Populations, demographics (race and ethnicity), and geographies (congressional districts, census tracts, block groups, blocks, and voter tabulation districts) are from the US Census. Simulations use the American Community Survey 5-year estimates, and the historical districts are based on the appropriate decennial Census. The geographies are through TIGER. Census tract edges are simplified for simulation. Simulations and map data are through the C4 package, and are copyright James Saxon 2017.
The precinct level returns are assembled from many sources. Florida (2008) and Illinois (2008) are by Ansolabehere et al. (2011) Maryland (2008) Pennsylvania (2000-2012) and Texas (1996-2012) use election returns by Ansolabehere, et al. (2015) merged with Voter Tabulation Districts (VTDs) from the Census (2010) and precincts and additional voting data from Texas (2012, 2016). For Pennsylvania in 2012, the precinct names were slightly inconsistent; and a number of manual corrections and fuzzy matches were required. I supplement the Pennsylvania and Texas returns with data directly from the states for Louisiana (2012, 2016: votes and maps), Illinois (2016 votes), Maryland (2016 votes), Minnesota (2008-2016), North Carolina (2012, 2016: votes and maps), Tennessee (2016 votes and maps), Virginia (2016), and Wisconsin (2004-2016).

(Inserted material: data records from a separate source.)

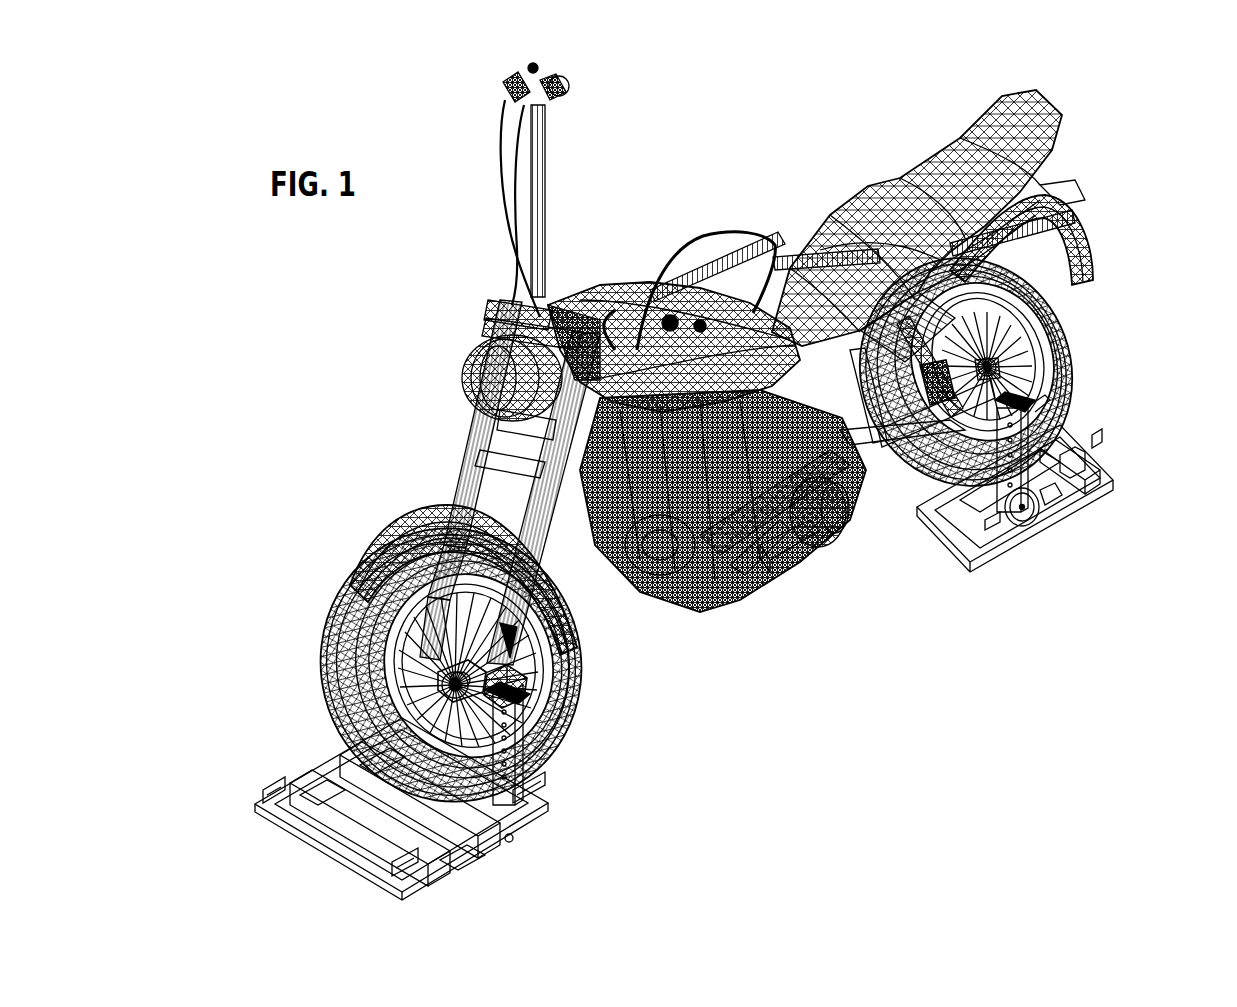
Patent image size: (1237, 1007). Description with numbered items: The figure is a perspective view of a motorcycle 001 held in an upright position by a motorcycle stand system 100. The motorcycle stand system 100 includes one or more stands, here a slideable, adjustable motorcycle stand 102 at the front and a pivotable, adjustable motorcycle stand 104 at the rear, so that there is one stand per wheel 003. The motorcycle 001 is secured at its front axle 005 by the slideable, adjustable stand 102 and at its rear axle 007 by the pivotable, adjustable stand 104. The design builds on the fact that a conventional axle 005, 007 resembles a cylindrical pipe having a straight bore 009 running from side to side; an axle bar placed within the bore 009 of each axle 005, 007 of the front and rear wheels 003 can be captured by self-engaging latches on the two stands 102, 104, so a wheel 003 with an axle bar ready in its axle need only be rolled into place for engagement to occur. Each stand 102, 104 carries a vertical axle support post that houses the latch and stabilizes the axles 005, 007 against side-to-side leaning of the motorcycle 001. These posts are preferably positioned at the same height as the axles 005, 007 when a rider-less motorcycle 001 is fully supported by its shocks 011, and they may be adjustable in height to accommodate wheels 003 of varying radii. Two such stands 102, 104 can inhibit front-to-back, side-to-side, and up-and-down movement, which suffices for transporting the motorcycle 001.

The motorcycle 001 is at (745, 163).
The wheel 003 is at (360, 598).
The front axle 005 is at (500, 680).
The rear axle 007 is at (995, 372).
The bore 009 is at (470, 686).
The shocks 011 is at (520, 602).
The motorcycle stand system 100 is at (1035, 780).
The slideable, adjustable motorcycle stand 102 is at (512, 833).
The pivotable, adjustable motorcycle stand 104 is at (1000, 530).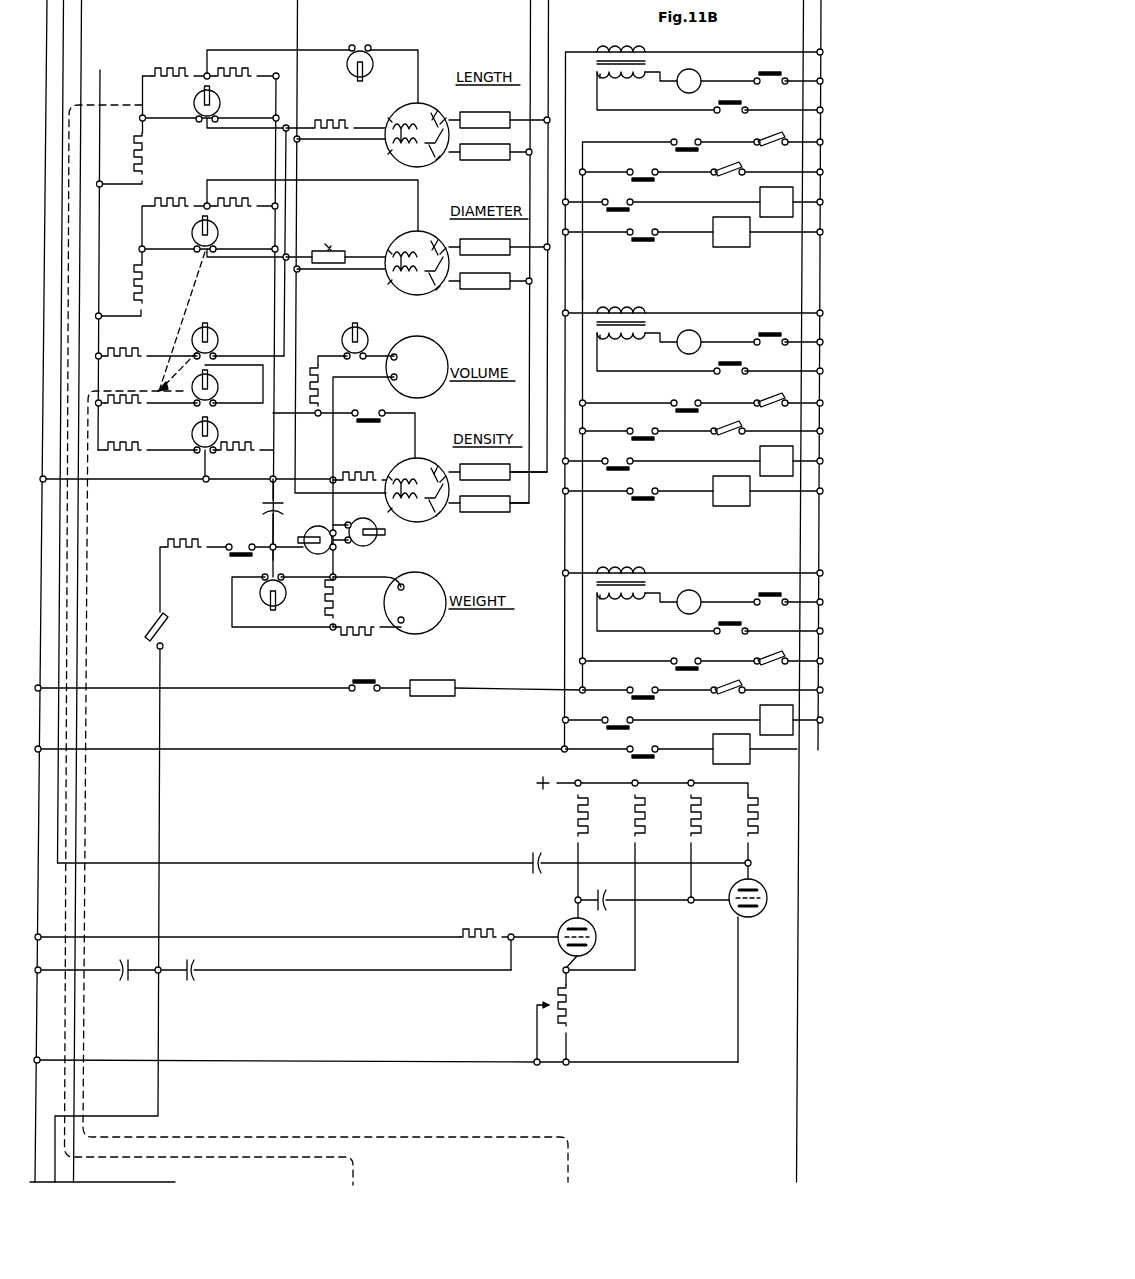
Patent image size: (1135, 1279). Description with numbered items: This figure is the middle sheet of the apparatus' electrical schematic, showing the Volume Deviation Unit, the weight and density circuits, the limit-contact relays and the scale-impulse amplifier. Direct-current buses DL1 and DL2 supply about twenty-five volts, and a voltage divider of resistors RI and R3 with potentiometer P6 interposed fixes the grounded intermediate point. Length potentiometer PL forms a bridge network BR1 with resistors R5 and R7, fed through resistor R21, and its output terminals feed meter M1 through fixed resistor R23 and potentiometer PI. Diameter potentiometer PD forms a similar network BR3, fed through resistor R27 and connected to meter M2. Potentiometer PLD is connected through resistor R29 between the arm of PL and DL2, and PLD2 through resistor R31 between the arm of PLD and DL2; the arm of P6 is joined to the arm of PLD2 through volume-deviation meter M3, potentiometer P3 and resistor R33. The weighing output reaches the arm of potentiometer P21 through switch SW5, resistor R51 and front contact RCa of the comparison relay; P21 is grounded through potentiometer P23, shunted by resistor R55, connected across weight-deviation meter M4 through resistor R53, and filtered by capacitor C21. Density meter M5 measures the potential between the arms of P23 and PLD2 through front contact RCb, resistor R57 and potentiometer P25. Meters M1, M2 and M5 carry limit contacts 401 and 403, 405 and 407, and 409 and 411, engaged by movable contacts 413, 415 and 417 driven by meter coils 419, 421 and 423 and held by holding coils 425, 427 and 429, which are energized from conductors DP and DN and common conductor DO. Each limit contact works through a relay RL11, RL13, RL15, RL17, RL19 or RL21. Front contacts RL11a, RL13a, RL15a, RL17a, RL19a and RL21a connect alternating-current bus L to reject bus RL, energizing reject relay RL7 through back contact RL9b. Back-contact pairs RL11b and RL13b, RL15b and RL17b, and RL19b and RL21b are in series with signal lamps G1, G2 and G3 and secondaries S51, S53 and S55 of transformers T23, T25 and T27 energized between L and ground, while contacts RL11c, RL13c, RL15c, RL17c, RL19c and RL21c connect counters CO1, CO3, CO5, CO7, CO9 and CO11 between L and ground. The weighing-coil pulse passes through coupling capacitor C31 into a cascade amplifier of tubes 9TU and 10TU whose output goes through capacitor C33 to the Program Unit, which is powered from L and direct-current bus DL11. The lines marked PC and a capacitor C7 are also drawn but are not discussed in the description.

For the geographies, there are several special cases. For Maryland in 2016, the polling places and not precincts were available; I therefore use the former. The Virginia shapefiles are courtesy of the Virginia Public Access Project (2017), with some corrections (duplicated layers, and an update for Roanoke City). The Illinois precincts have changed significantly since the 2010 Census release, and I have updated Cook (Chicago and rest), DuPage, and Lake Counties. Together, these cover most of the changes and more than half of the state’s population. The rest of the state is matched by precinct and county name. In cases like North Carolina where early, absentee, and provisional voting are recorded at the county level, I divide these votes among precincts in proportions equal to the polling-place share of the county vote for each party.
These mapped data are available upon request, with attribution.